A recent Microsoft survey showed the divide between middle management and staff. More than half of managers surveyed said they thought staff worked less remotely, while 80% of staff said they are at least as productive as before. (A Dice survey showed 85% of US businesses think hybrid work is good for them.)

This disconnect between the real and perceived productivity gains in flexible workplaces even has a name,"‘productivity paranoia." But for the most part this paranoia is based on opinion, not evidence – and may reflect managers' own inability to clearly communicate with their teams.

In most cases, higher-echelon management is aware that flexible working must remain an important component of their approach to the future of work. Even the director general of UK business group CBI recently said: “Flexible Working is becoming Mainstream Practice — flex has always had deep merits. But given today’s shortages, and without immigration, it’s vital to growing supply because it’s likely the only way to get those who’ve left to return.”

It takes skill to make it work. A Corel survey showed 78% of employees think leaders should work harder to boost collaboration.

With this as an emerging space for innovation, you’d imagine enterprises would spend some cash on upskilling management to deal more effectively with remote teams. But a Boston Consulting Group report in 2022 showed that just 15% of CEOs prioritize reskilling managers for this new reality. That complacency is probably great news for those who have invested in office space, less good for anyone else, including the companies who through lack of action deny themselves the opportunities hybrid work unlocks.

Make it flexible!

I’m sure Apple’s HR departments have been led by the science, rather than personal opinion. Perhaps somewhere in the company there's evidence that somehow proves remote workers didn’t contribute to its eye-watering record revenues in recent years.

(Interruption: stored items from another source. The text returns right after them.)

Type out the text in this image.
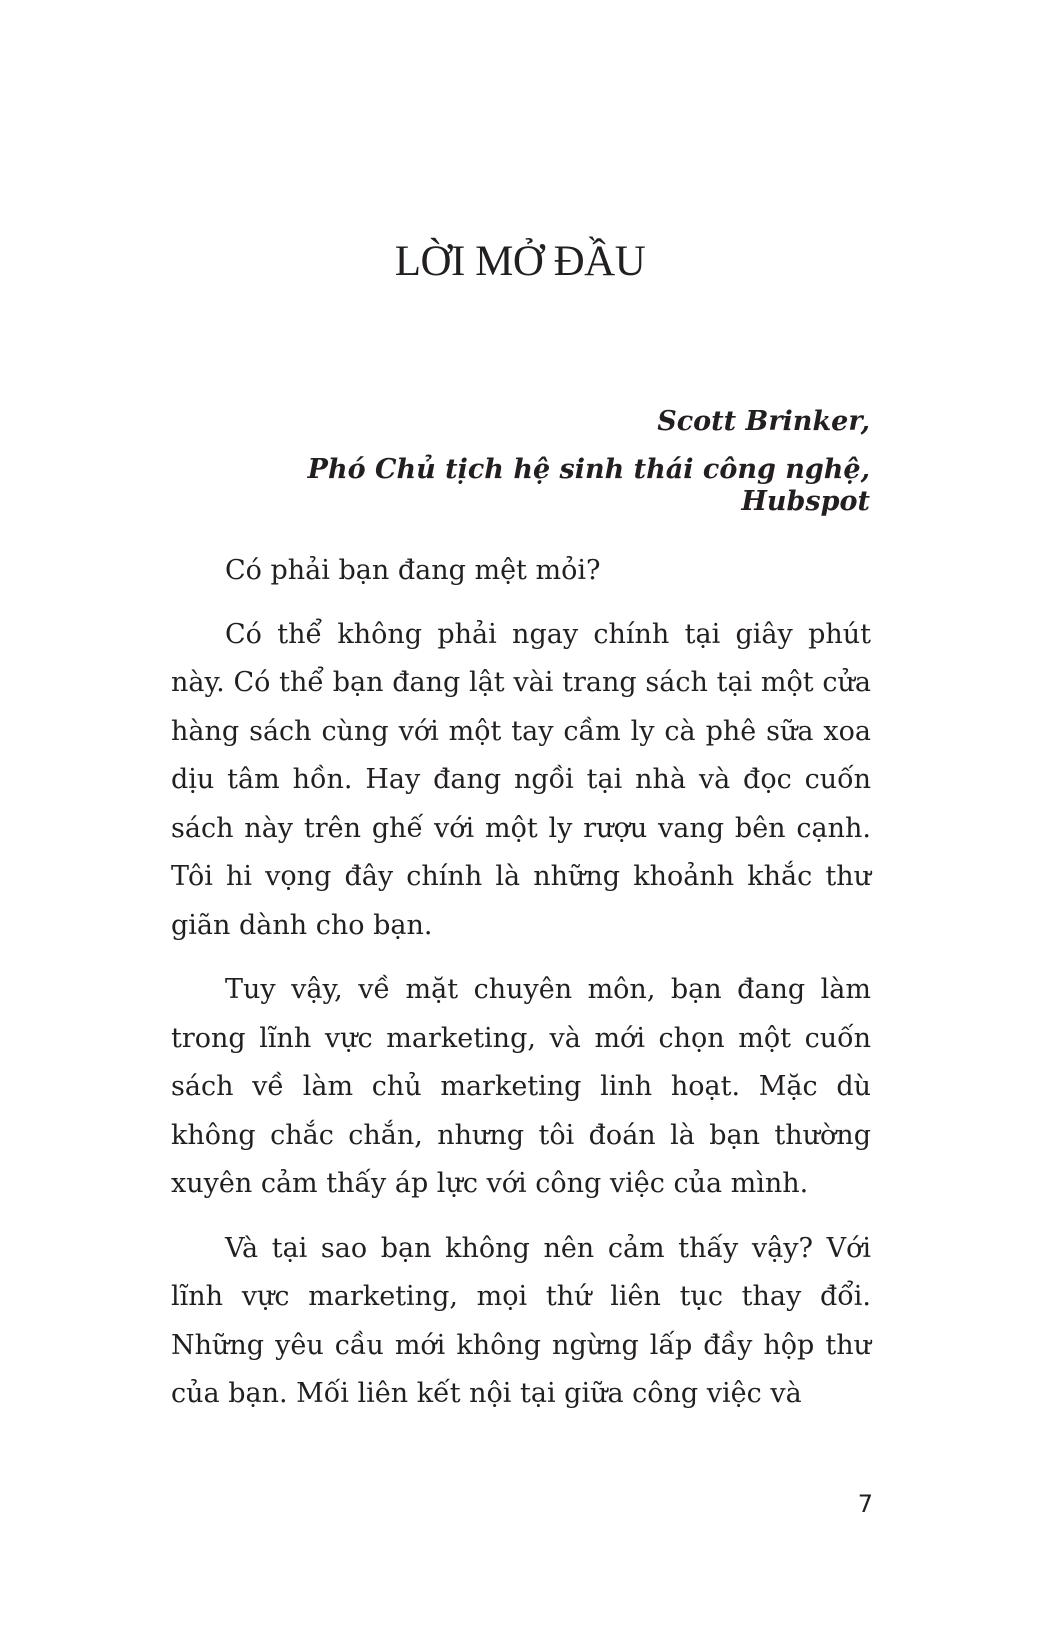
LỜI MỞ ĐẦU

Scott Brinker,

Phó Chủ tịch hệ sinh thái công nghệ, Hubspot

Có phải bạn đang mệt mỏi?

Có thể không phải ngay chính tại giây phút này. Có thể bạn đang lật vài trang sách tại một cửa hàng sách cùng với một tay cầm ly cà phê sữa xoa dịu tâm hồn. Hay đang ngồi tại nhà và đọc cuốn sách này trên ghế với một ly rượu vang bên cạnh. Tôi hi vọng đây chính là những khoảnh khắc thư giãn dành cho bạn.

Tuy vậy, về mặt chuyên môn, bạn đang làm trong lĩnh vực marketing, và mới chọn một cuốn sách về làm chủ marketing linh hoạt. Mặc dù không chắc chắn, nhưng tôi đoán là bạn thường xuyên cảm thấy áp lực với công việc của mình.

Và tại sao bạn không nên cảm thấy vậy? Với lĩnh vực marketing, mọi thứ liên tục thay đổi. Những yêu cầu mới không ngừng lấp đầy hộp thư của bạn. Mối liên kết nội tại giữa công việc và

7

What’s open to question is how appropriate Apple’s core approach seems to be. After all, the company always said it might choose to change or tweak its efforts.

While Apple is known to work hard to foster a collaborative, in-person culture, does this really thrive without flexibility? It seems inevitable that some teams might work best on different schedules, and Apple’s approach doesn’t seem to give them that flexibility. That’s a component of the model that really should be reviewed. A Vanson Bourne survey showed three-quarters of employees are inclined to stay with companies that offer autonomy.

That’s not to say the decision around a two/three day remote/in person split is intrinsically bad. Michelin operates on a similar model, and it seems to work well – but within its approach it does give employees and teams more personal choice on how to split that time. That company’s chief digital and information officer, Yves Caseau, says: “There is no one-size-fits-all. The pattern is decided locally, but on average, people tend to pick the same three days. Remote work is efficient for part of the workload, and it improves employee satisfaction in general.”

To my mind, news of the crackdown on attendance hints at an autocratic lack of autonomy and agency in the model Apple seems to embrace. My fear is that this cultural lack of vision could extend itself elsewhere across the company.